Newberg Lee A, Thompson William A, Conlan Sean, Smith Thomas M, McCue Lee Ann, Lawrence Charles E
The Wadsworth Center, New York State Department of Health, Albany, NY 12201, USA.
Bioinformatics. 2007 Jul 15;23(14):1718-27. doi: 10.1093/bioinformatics/btm241. Epub 2007 May 8.
Identification of functionally conserved regulatory elements in sequence data from closely related organisms is becoming feasible, due to the rapid growth of public sequence databases. Closely related organisms are most likely to have common regulatory motifs; however, the recent speciation of such organisms results in the high degree of correlation in their genome sequences, confounding the detection of functional elements. Additionally, alignment algorithms that use optimization techniques are limited to the detection of a single alignment that may not be representative. Comparative-genomics studies must be able to address the phylogenetic correlation in the data and efficiently explore the alignment space, in order to make specific and biologically relevant predictions.
We describe here a Gibbs sampler that employs a full phylogenetic model and reports an ensemble centroid solution. We describe regulatory motif detection using both simulated and real data, and demonstrate that this approach achieves improved specificity, sensitivity, and positive predictive value over non-phylogenetic algorithms, and over phylogenetic algorithms that report a maximum likelihood solution.

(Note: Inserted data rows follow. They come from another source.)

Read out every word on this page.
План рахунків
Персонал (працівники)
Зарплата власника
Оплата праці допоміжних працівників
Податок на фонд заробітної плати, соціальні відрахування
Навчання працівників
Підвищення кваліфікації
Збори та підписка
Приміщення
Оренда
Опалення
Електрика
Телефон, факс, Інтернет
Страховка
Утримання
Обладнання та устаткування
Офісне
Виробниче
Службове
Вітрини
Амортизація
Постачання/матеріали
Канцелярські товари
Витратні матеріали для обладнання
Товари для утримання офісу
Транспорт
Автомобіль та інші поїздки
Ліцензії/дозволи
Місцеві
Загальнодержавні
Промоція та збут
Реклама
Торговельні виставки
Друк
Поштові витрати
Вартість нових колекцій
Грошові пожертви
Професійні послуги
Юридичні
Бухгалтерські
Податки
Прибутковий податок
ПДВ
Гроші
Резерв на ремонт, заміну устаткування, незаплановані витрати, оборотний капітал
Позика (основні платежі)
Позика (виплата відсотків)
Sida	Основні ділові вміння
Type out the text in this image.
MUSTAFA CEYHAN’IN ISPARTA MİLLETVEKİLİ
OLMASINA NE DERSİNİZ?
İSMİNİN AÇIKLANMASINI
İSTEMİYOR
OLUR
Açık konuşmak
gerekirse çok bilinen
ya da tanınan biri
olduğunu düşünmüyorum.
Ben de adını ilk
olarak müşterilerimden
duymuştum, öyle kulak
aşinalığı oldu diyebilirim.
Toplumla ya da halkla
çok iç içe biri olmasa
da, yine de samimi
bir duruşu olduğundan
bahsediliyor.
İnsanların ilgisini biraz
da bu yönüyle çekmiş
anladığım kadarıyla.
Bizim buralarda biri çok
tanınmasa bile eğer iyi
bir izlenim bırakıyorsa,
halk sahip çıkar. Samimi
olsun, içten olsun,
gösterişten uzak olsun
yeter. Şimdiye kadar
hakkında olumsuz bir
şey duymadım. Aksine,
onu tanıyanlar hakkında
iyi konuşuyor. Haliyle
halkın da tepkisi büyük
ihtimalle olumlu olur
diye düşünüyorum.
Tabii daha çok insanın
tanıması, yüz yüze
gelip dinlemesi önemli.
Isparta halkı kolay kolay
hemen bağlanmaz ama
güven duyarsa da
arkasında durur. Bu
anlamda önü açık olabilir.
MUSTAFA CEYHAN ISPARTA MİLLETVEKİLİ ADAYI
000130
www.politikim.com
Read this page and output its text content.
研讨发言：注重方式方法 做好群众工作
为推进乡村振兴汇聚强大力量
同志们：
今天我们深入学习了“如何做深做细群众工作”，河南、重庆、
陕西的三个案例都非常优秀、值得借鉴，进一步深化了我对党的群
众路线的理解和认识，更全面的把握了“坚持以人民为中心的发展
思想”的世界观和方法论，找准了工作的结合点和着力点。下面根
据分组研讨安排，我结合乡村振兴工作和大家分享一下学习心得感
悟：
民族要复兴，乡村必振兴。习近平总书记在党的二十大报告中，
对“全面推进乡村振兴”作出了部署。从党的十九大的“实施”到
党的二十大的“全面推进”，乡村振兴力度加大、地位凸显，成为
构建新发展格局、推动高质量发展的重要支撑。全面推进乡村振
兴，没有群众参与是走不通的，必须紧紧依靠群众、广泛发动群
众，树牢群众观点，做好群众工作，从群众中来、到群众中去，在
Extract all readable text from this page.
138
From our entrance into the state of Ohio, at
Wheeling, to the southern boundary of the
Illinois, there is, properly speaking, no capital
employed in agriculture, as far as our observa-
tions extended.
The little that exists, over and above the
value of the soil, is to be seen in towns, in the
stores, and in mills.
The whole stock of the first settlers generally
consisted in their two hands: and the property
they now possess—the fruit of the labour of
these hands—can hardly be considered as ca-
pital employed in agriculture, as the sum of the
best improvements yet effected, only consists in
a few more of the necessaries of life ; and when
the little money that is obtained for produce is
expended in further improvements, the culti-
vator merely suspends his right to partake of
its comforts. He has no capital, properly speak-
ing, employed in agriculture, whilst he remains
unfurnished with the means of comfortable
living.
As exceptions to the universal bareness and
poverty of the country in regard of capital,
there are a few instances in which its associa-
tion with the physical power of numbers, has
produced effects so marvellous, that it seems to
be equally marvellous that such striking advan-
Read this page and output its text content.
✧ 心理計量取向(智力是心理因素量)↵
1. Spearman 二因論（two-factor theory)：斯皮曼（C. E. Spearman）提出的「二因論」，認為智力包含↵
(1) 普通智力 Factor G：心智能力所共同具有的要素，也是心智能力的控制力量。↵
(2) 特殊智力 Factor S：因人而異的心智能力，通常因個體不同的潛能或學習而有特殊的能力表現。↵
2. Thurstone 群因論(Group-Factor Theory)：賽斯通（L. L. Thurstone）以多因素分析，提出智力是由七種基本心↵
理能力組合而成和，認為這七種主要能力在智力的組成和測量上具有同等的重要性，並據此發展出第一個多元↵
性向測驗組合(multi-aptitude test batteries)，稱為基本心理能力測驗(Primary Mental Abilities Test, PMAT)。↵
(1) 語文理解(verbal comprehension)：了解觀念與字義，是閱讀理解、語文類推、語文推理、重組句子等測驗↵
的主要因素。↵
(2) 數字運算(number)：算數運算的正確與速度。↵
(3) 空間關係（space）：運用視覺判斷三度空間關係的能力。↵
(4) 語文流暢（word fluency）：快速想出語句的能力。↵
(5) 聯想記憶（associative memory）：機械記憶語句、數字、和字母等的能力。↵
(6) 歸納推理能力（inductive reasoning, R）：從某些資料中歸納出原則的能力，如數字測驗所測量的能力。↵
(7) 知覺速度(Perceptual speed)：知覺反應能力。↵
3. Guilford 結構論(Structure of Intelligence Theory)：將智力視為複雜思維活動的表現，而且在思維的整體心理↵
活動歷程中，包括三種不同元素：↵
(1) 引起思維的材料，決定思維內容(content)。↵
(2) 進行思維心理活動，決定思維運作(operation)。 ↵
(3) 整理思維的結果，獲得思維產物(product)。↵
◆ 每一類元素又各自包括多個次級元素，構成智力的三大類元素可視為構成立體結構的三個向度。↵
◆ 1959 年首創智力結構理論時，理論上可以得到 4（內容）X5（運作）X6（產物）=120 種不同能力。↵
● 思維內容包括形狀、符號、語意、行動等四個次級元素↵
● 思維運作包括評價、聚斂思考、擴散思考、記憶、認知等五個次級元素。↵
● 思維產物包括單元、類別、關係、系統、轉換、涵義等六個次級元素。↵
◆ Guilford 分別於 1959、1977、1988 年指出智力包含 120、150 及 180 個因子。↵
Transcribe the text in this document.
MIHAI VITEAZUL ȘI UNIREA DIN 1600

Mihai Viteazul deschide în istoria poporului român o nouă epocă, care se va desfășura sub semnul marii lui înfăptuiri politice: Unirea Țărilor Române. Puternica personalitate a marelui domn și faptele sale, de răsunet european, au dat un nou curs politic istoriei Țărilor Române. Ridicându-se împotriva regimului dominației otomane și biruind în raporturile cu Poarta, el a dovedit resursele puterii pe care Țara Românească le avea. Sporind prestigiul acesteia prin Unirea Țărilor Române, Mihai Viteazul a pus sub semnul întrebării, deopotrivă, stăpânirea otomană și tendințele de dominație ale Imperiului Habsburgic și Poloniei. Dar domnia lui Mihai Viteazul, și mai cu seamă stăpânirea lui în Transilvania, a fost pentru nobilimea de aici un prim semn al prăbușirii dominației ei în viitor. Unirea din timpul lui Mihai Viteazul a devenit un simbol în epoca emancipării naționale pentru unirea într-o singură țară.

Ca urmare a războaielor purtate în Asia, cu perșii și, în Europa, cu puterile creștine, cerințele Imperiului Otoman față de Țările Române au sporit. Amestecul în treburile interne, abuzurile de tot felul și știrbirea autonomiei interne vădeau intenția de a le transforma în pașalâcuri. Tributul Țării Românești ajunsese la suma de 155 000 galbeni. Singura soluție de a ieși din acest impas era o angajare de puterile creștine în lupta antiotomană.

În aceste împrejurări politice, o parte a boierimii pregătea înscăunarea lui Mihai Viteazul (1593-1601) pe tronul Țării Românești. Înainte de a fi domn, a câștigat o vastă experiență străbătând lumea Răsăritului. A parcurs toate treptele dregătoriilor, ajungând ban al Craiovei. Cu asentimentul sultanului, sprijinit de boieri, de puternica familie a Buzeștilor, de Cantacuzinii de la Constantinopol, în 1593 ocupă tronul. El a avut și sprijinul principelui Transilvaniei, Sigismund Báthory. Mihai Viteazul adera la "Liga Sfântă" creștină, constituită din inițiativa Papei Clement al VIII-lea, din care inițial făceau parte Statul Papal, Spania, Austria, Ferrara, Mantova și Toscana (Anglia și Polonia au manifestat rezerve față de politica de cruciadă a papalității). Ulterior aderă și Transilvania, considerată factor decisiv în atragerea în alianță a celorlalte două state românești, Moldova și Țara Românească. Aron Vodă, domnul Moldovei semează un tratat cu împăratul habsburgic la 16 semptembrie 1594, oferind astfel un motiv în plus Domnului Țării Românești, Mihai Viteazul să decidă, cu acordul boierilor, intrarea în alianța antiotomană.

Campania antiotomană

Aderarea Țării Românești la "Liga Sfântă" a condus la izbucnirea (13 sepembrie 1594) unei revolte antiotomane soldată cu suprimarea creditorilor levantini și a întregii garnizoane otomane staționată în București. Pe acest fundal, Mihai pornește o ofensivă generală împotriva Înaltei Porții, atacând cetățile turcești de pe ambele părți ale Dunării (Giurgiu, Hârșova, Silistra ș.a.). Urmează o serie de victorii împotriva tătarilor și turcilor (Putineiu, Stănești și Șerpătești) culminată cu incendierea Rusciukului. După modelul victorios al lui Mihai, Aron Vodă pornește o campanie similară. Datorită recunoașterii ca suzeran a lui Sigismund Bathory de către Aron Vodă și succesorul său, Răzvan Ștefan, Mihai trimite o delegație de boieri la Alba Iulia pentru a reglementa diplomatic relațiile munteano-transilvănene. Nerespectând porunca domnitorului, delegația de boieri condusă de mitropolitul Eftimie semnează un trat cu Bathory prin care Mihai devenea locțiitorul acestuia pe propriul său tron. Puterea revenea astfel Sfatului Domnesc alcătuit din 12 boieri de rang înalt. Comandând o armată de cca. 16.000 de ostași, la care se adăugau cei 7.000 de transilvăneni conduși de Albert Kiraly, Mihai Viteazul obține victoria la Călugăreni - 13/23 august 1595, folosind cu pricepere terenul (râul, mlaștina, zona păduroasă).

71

The software is freely available at http://bayesweb.wadsworth.org/gibbs/gibbs.html.
Supplementary data are available at Bioinformatics online.
由于公共序列数据库的快速增长,在亲缘关系密切的生物体的序列数据中识别功能保守的调控元件变得可行。亲缘关系密切的生物体很可能具有共同的调控基序;然而,这些生物体最近的物种形成导致它们的基因组序列具有高度相关性,这使得功能元件的检测变得复杂。此外,使用优化技术的比对算法仅限于检测可能不具代表性的单一比对。比较基因组学研究必须能够解决数据中的系统发育相关性,并有效地探索比对空间,以便做出具体且与生物学相关的预测。
我们在此描述一种采用完整系统发育模型并报告总体质心解的吉布斯采样器。我们使用模拟数据和真实数据描述调控基序检测,并证明该方法相对于非系统发育算法以及报告最大似然解的系统发育算法,在特异性、敏感性和阳性预测值方面都有所提高。
该软件可从http://bayesweb.wadsworth.org/gibbs/gibbs.html免费获取。
补充数据可在《生物信息学》在线获取。